Where Do We Need To Go?
In the current study, Yi and colleagues have made a great contribution to our understanding of common laboratory tests in the setting of a hip arthroplasty with metal debris or corrosion products. They have provided us both with bad news and good news.
The bad news is that the tests that we usually use to diagnose infection do not work well in the setting of an ALTR. The ESR and CRP demonstrated a positive predictive value of only 43% and 39%, with overall accuracies of 82% and 80%, respectively. Similarly, when the white blood cell count reported by the laboratory was utilized, the positive predictive value for infection was only 50%, with an overall accuracy of 87%. Although negative test results are reasonably good at ruling out infection, positive results can be highly misleading, causing a surgeon to make a false diagnosis of infection. Positive laboratory values must be interpreted with great care and suspicion in the setting of possible metal debris.
The good news is that the authors have described a way to identify those white blood cell counts that are inaccurate. They found that the majority of falsely elevated white blood cell counts were due to cellular and foreign debris perturbing the automated cell count. Therefore, white blood cell counts were judged to be inaccurate if the laboratory technician noted metal debris, amorphous material, fragmented or degenerating cells, the presence of clots or excessive viscosity. When about one-third of their samples were excluded due to these conditions, they found that the white blood cell count positive predictive value increased to 69%, with an overall accuracy of 95%.
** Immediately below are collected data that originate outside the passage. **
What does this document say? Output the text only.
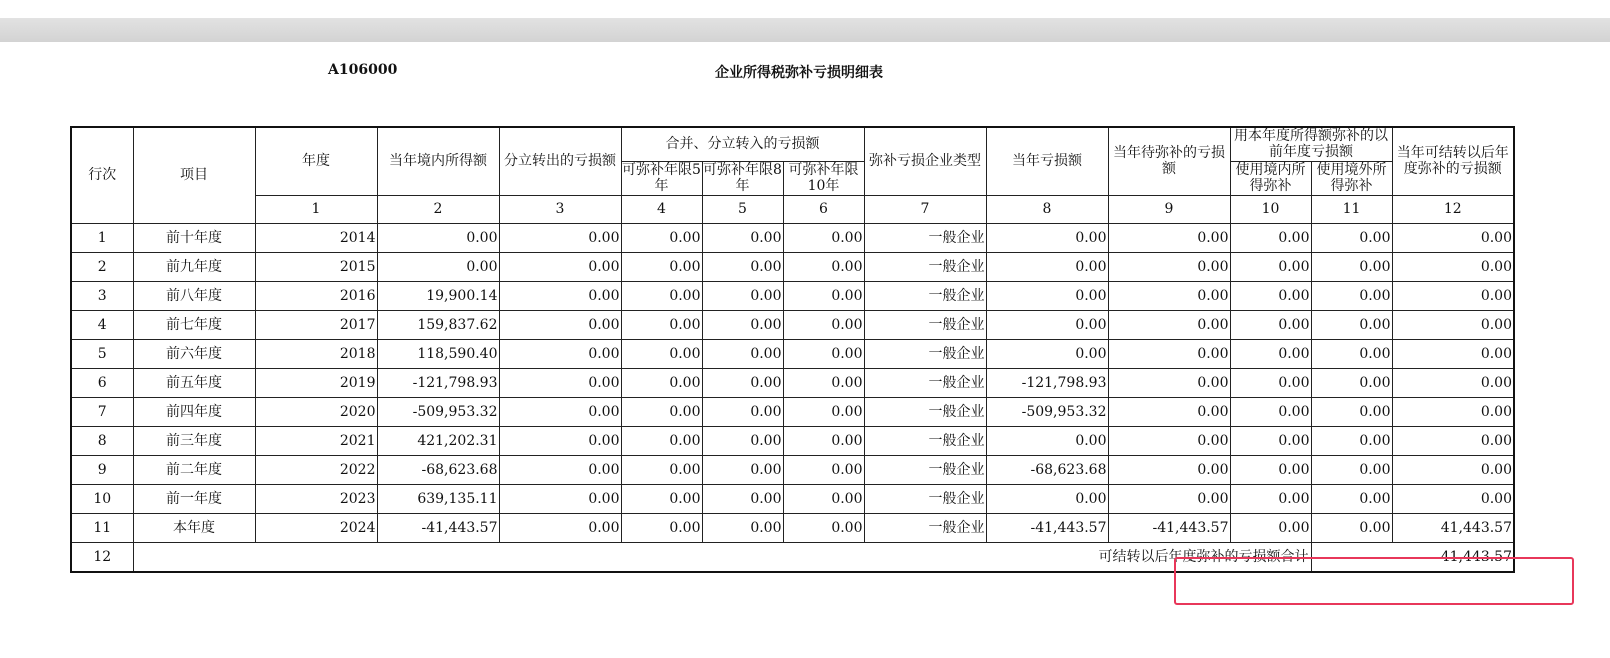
A106000	企业所得税弥补亏损明细表
行次	项目	年度	当年境内所得额	分立转出的亏损额	合并、分立转入的亏损额			弥补亏损企业类型	当年亏损额	当年待弥补的亏损额	用本年度所得额弥补的以前年度亏损额		当年可结转以后年度弥补的亏损额
					可弥补年限5年	可弥补年限8年	可弥补年限10年				使用境内所得弥补	使用境外所得弥补	
		1	2	3	4	5	6	7	8	9	10	11	12
1	前十年度	2014	0.00	0.00	0.00	0.00	0.00	一般企业	0.00	0.00	0.00	0.00	0.00
2	前九年度	2015	0.00	0.00	0.00	0.00	0.00	一般企业	0.00	0.00	0.00	0.00	0.00
3	前八年度	2016	19,900.14	0.00	0.00	0.00	0.00	一般企业	0.00	0.00	0.00	0.00	0.00
4	前七年度	2017	159,837.62	0.00	0.00	0.00	0.00	一般企业	0.00	0.00	0.00	0.00	0.00
5	前六年度	2018	118,590.40	0.00	0.00	0.00	0.00	一般企业	0.00	0.00	0.00	0.00	0.00
6	前五年度	2019	-121,798.93	0.00	0.00	0.00	0.00	一般企业	-121,798.93	0.00	0.00	0.00	0.00
7	前四年度	2020	-509,953.32	0.00	0.00	0.00	0.00	一般企业	-509,953.32	0.00	0.00	0.00	0.00
8	前三年度	2021	421,202.31	0.00	0.00	0.00	0.00	一般企业	0.00	0.00	0.00	0.00	0.00
9	前二年度	2022	-68,623.68	0.00	0.00	0.00	0.00	一般企业	-68,623.68	0.00	0.00	0.00	0.00
10	前一年度	2023	639,135.11	0.00	0.00	0.00	0.00	一般企业	0.00	0.00	0.00	0.00	0.00
11	本年度	2024	-41,443.57	0.00	0.00	0.00	0.00	一般企业	-41,443.57	-41,443.57	0.00	0.00	41,443.57
12	可结转以后年度弥补的亏损额合计											41,443.57	
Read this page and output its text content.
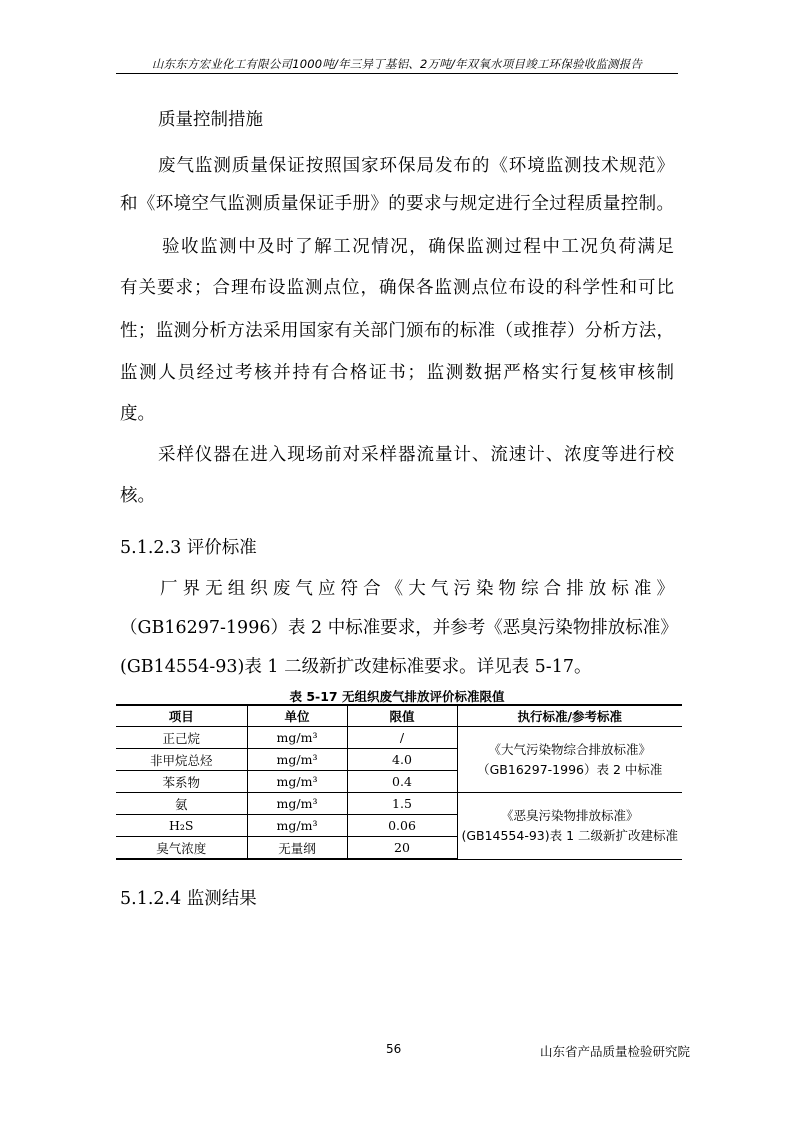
山东东方宏业化工有限公司1000吨/年三异丁基铝、2万吨/年双氧水项目竣工环保验收监测报告
质量控制措施
废气监测质量保证按照国家环保局发布的《环境监测技术规范》
和《环境空气监测质量保证手册》的要求与规定进行全过程质量控制。
验收监测中及时了解工况情况，确保监测过程中工况负荷满足
有关要求；合理布设监测点位，确保各监测点位布设的科学性和可比
性；监测分析方法采用国家有关部门颁布的标准（或推荐）分析方法，
监测人员经过考核并持有合格证书；监测数据严格实行复核审核制
度。
采样仪器在进入现场前对采样器流量计、流速计、浓度等进行校
核。
5.1.2.3 评价标准
厂界无组织废气应符合《大气污染物综合排放标准》
（GB16297-1996）表 2 中标准要求，并参考《恶臭污染物排放标准》
(GB14554-93)表 1 二级新扩改建标准要求。详见表 5-17。
表 5-17 无组织废气排放评价标准限值
项目	单位	限值	执行标准/参考标准
正己烷	mg/m³	/	《大气污染物综合排放标准》
（GB16297-1996）表 2 中标准

非甲烷总烃	mg/m³	4.0	
苯系物	mg/m³	0.4	
氨	mg/m³	1.5	《恶臭污染物排放标准》
(GB14554-93)表 1 二级新扩改建标准

H₂S	mg/m³	0.06	
臭气浓度	无量纲	20	
5.1.2.4 监测结果
56	山东省产品质量检验研究院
Even with this paper’s contribution to the diagnosis of infection in the setting of metal debris, there is still much work to be done. It is unclear how many laboratories around the country report or accurately report the presence of debris or material in a fluid sample. And when inaccurate samples are removed, one-third of patients are left without a white blood cell count to be interpreted. Therefore, work can be done in standardizing and generalizing the methods by which inaccurate cell count reports can be identified. Developing other tools also will be important, since the test parameters of our traditional analyses are not perfect even when we exclude the compromised samples.
How Do We Get There?
We need to develop methods to diagnose both ALTR and PJI that rely on technologies that already are in common use in other fields of medicine. Protein-based technologies such as immunoassay for biomarkers, can be optimized and standardized for use in synovial fluid, providing for results that are independent of a laboratory’s techniques and reporting practices. There has already been great progress made in identifying biomarkers for infection [2, 3], and it is only a matter of time before these methods are extended to the detection of ALTR.
Finally, we need a more-aggressive effort aimed at developing bacterial identification tests. The sensitivity of synovial fluid culture in the setting of infection is only about 45% . Technologies, including those that are protein- and nucleic-acid-based, currently are being developed to provide a faster and potentially more sensitive method for identifying bacteria in a synovial fluid sample. Given the importance of differentiating between ALTR and infection to determine treatment, it is of utmost importance to identify and develop tests that can aid the surgeon.